Anti-smoking advocates want a Nevada judge to void a measure relaxing smoking restrictions that was attached to a new statute making stalking and text-messaging threats a crime, said Tom McCoy, an executive with the American Cancer Society Cancer Action Network in Reno.

"The idea of taking an act amending the Clean Indoor Air Act and adding it to a criminal act that deals with stalking didn't seem to make sense," McCoy said. "We are going to protect that act."

A complaint filed Dec. 9 in state court in Carson City accuses lawmakers of violating a state constitutional requirement that laws deal with a single subject.

The lawsuit names the convention authority, state Attorney General Catherine Cortez Masto and state and county public health officers in Reno, Las Vegas and Carson City.

Convention authority spokesman Vince Alberta said the authority would respond to the lawsuit in court.

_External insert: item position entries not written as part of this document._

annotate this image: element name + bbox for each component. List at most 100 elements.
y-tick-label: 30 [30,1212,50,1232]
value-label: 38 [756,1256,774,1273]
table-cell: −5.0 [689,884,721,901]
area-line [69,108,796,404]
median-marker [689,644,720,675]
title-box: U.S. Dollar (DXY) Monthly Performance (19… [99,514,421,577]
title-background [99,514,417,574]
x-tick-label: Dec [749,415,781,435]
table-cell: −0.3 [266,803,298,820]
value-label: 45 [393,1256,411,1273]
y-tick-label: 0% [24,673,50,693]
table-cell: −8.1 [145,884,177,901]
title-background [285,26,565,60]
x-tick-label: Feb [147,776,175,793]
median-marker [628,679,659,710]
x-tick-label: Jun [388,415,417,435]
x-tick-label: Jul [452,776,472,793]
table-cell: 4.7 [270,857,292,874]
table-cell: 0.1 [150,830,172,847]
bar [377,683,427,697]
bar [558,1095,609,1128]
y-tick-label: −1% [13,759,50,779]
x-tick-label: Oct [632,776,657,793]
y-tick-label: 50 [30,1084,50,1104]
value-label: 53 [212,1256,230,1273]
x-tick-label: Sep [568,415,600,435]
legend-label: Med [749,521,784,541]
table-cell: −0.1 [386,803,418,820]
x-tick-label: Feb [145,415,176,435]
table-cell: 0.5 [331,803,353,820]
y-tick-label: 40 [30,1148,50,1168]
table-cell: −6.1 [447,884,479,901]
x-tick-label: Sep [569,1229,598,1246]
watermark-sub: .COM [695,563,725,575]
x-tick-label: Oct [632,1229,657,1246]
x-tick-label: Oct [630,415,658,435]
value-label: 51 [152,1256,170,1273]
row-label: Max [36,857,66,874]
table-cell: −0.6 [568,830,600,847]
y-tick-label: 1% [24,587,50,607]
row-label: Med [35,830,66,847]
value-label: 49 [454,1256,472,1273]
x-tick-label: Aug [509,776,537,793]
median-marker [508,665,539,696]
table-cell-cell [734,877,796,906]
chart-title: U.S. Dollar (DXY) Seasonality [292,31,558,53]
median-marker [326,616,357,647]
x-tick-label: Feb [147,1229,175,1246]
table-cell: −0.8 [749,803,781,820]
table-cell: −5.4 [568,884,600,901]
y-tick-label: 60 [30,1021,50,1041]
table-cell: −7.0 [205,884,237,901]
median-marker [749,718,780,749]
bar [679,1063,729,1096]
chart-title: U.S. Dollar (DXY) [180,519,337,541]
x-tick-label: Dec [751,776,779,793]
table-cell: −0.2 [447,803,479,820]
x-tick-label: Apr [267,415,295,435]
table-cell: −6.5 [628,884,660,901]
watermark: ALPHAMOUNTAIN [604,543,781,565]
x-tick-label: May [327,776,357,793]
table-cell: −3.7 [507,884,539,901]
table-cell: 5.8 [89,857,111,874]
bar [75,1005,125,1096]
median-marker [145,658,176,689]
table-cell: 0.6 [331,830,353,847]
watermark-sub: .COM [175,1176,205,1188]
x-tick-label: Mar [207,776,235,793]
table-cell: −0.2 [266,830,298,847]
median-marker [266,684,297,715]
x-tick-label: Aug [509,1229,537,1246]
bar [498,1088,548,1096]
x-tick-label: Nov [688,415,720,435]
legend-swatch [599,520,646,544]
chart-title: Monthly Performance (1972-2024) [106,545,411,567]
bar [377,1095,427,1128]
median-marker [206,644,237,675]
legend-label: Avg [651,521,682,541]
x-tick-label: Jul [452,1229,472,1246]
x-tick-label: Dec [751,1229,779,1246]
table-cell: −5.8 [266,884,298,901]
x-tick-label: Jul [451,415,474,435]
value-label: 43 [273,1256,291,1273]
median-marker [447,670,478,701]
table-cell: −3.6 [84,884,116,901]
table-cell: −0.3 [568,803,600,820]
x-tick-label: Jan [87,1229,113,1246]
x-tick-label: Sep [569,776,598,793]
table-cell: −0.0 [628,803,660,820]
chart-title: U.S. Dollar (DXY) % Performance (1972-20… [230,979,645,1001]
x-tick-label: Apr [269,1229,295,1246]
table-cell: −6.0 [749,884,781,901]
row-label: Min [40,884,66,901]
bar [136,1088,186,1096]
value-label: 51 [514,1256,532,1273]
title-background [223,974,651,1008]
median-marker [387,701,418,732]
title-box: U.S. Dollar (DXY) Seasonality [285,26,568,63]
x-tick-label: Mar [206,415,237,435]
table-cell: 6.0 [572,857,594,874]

Masto spokeswoman Edie Cartwright said the attorney general's office was reviewing the complaint and would file a response with the court on behalf of state officials.

McCoy noted that a measure to soften the effects of the smoking law by allowing smoking in bars where children weren't allowed and at businesses with separate ventilated smoking rooms passed the Senate but died in the Assembly before provisions were added on to the anti-stalking bill.

The Cancer Society official acknowledged other state laws relate to more than one issue, and that state legislative legal counsel approved attaching the smoking provisions to the stalking law.

The lawsuit was filed the same day the smoking elements of the measure took effect, McCoy said. The date also coincided with the third anniversary of enactment of the Nevada Clean Indoor Air Act.

That initiative, approved by voters in 2006, prohibits smoking in restaurants, shopping malls, schools and day-care centers, in slot machine sections of grocery and convenience stores, and at video arcades. Smoking is still allowed on gambling floors of casinos.

Tourism and convention officials have said they fear losing conventioneers and exhibitors at shows such as the Tobacco Plus Expo, where attendees were banned in 2008 from smoking at the Las Vegas Convention Center.